Tracking and analytics subdomains: Campaign tracking URLs, pixel hosts, and redirect domains often get CNAMEs that outlive the campaigns by years. Nobody remembers they exist.

Partner and integration endpoints: API subdomains set up for B2B integrations can remain active long after the partnership has ended.

A Realistic Vendor Offboarding Scenario

A company runs a customer engagement platform via a third-party vendor. The subdomain engage.company.com is CNAMEd to the vendor’s infrastructure. After 18 months, the contract isn’t renewed – the vendor gets replaced with an in-house solution. The CNAME record in DNS is never touched.

Six months later, the original vendor’s platform is acquired. The new owner decommissions legacy customer subdomains. The CNAME target becomes available. An attacker registers it within 48 hours, points it at a phishing page, and now controls content served under engage.company.com with a valid TLS certificate for that subdomain.

This isn’t hypothetical. Variations of this scenario appear in security incident reports regularly.

Steps to Reduce Vendor-Related DNS Risk

The remediation process is straightforward, but it requires visibility you probably don’t have yet.

Step 1 – Enumerate what’s there. Run a full subdomain discovery against your domain. Passive DNS records, certificate transparency logs, and brute-force enumeration together give you a realistic picture of your current DNS footprint. Don’t rely on internal documentation – it will be incomplete.

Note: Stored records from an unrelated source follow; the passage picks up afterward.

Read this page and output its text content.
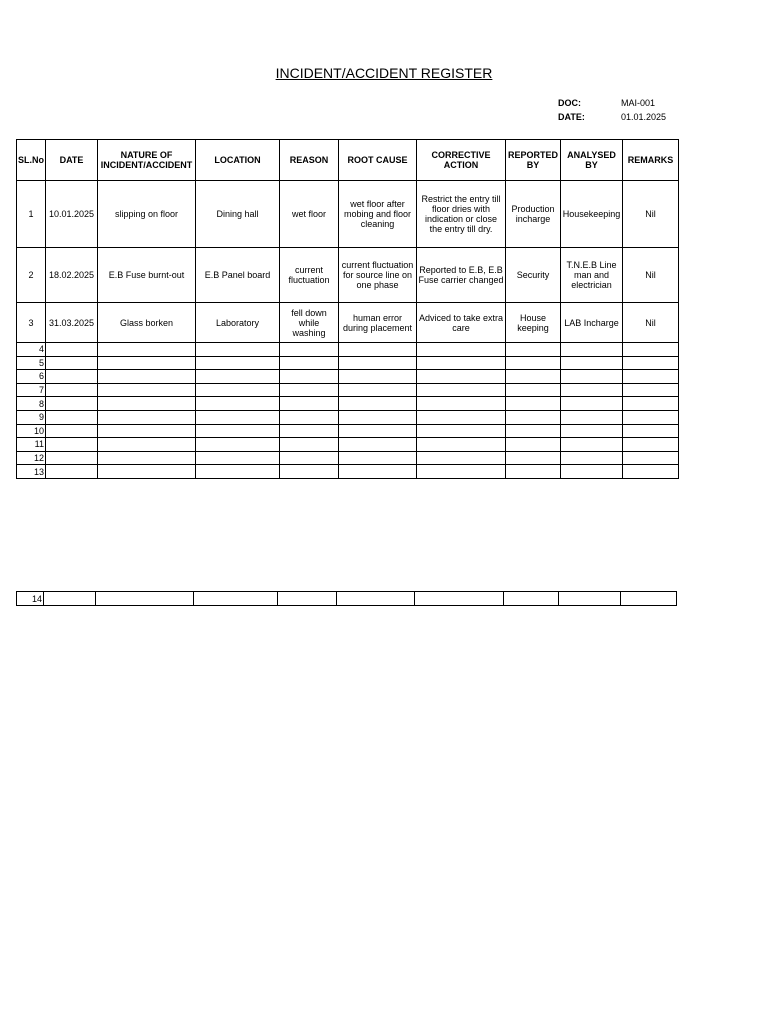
INCIDENT/ACCIDENT REGISTER
DOC:	MAI-001
DATE:	01.01.2025
SL.No	DATE	NATURE OF INCIDENT/ACCIDENT	LOCATION	REASON	ROOT CAUSE	CORRECTIVE ACTION	REPORTED BY	ANALYSED BY	REMARKS
1	10.01.2025	slipping on floor	Dining hall	wet floor	wet floor after mobing and floor cleaning	Restrict the entry till floor dries with indication or close the entry till dry.	Production incharge	Housekeeping	Nil
2	18.02.2025	E.B Fuse burnt-out	E.B Panel board	current fluctuation	current fluctuation for source line on one phase	Reported to E.B, E.B Fuse carrier changed	Security	T.N.E.B Line man and electrician	Nil
3	31.03.2025	Glass borken	Laboratory	fell down while washing	human error during placement	Adviced to take extra care	House keeping	LAB Incharge	Nil
4									
5									
6									
7									
8									
9									
10									
11									
12									
13									
14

Step 2 – Map records to vendors. For each CNAME, TXT record, and MX entry, identify which vendor or system it belongs to. Check whether the relationship is still active. Check whether the target hostname is still registered and controlled by that vendor.

Step 3 – Check CNAME targets for takeover risk. Resolve each CNAME chain to its final destination. If any hop in that chain returns NXDOMAIN or points to a domain that’s expired or unregistered, flag it for immediate removal.

Step 4 – Establish offboarding DNS checklists. Every vendor offboarding process should include a DNS audit step. List all DNS changes made during onboarding and verify each one is cleaned up before the account closes.

Step 5 – Monitor continuously. Point-in-time audits go stale fast. Vendor DNS changes happen through shadow IT, departmental purchases, and contractor work. Continuous monitoring of your DNS zone catches new records as they’re added and flags anomalies before they become incidents.

Understanding the full scope of your domain portfolio’s attack surface is the foundation – without knowing what exists, you can’t protect it.

Frequently Asked Questions

How many DNS records does the average vendor relationship leave behind?
It varies by vendor type, but a single SaaS integration can easily generate 3–6 DNS records: a CNAME for the custom domain, one or more TXT records for domain verification, and entries for email authentication (SPF includes, DKIM keys). Over dozens of vendors, this adds up quickly.

Is it enough to check DNS records when a vendor contract ends?
Checking at offboarding is necessary but not sufficient. Vendors sometimes change their own infrastructure mid-contract, which can leave CNAMEs pointing at decommissioned targets before the relationship even ends. Continuous monitoring catches these conditions as they develop, not just at contract milestones.

What’s the fastest way to identify high-risk CNAME records?
Resolve each CNAME to its final target and check whether the destination is still controlled by an active vendor. Any CNAME chain that resolves to NXDOMAIN or to a domain that’s expired or available for registration is high-priority. Tools that automate this check across your full DNS inventory significantly reduce the manual workload.

Keeping Vendor DNS Risk Under Control

Third-party vendor relationships are a permanent feature of modern infrastructure – the goal isn’t to eliminate them but to maintain visibility over what they leave in your DNS. The key discipline is treating vendor onboarding and offboarding as DNS events, not just procurement events.

Build the habit of documenting every DNS change made for a vendor at the time it’s made. Run continuous discovery to catch what gets missed. And verify CNAME targets regularly – not just when something breaks, but as a standing operational practice. Vendor DNS hygiene is one of the lower-effort, higher-impact places to reduce real attack surface.